Il raconte avoir découvert en 2013 l'épave d'un vapeur croato-hongrois, le Pozsony, qui avait coulé au large de Durres en 1916, également en touchant une mine. De retour quatre ans plus tard, "nous avons constaté qu'il n'en restait presque rien", se lamente-t-il.
Faibles moyens
Le bateau-hôpital italien Po, torpillé par les Britanniques en 1941 au large de Vlore (sud-ouest), a connu un sort similaire. A bord était embarquée comme infirmière la fille du Duce Benito Mussolini, Edda Ciano, qui a survécu.
Aujourd'hui, tous les objets de valeur qui y étaient ont disparu: la cloche, la boussole, le télégraphe, les feux, la vaisselle... Achetées en première main à 5.000 euros, certaines pièces ont été revendues jusqu'à vingt fois plus cher à des collectionneurs, selon Ilir Capuni.
Depuis juin, une loi classe les épaves de navires comme des biens du patrimoine culturel. Les équipes de plongeurs doivent désormais être munies de permis spéciaux.
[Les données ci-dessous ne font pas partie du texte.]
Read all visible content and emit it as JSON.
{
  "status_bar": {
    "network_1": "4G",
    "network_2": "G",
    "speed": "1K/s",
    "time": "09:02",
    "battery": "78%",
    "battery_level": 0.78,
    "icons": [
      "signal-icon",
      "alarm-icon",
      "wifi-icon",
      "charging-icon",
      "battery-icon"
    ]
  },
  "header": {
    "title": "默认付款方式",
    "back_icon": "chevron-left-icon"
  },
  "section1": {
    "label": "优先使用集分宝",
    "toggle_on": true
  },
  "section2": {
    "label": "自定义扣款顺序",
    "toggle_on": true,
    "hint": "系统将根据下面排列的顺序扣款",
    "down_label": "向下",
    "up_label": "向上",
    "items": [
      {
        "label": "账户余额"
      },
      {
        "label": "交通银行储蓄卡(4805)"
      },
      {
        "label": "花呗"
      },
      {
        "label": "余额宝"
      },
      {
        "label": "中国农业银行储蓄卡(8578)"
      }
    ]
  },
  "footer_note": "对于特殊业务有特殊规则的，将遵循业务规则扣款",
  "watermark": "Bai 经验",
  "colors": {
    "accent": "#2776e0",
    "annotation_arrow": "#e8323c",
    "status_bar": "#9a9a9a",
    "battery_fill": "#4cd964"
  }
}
Et la police albanaise est épaulée par Interpol pour retrouver la trace des objets subtilisés, selon le patron de la police criminelle Eduart Merkaj. Sans succès notable jusqu'à présent.
Pour Luan Perzhita, directeur de l'Institut archéologique albanais, la solution pourrait passer par la création d'un musée.
Mais ce projet se heurte à la faiblesse du budget albanais.
Neritan Ceka déplore le manque de crédits publics alloués à l'archéologie: 30.000 euros par an, selon lui.
"L'Albanie n'a jamais eu le luxe (...) de comprendre l'extraordinaire importance de cette richesse pour l'histoire du pays et pour les civilisations méditerranéennes", regrette Auron Tare.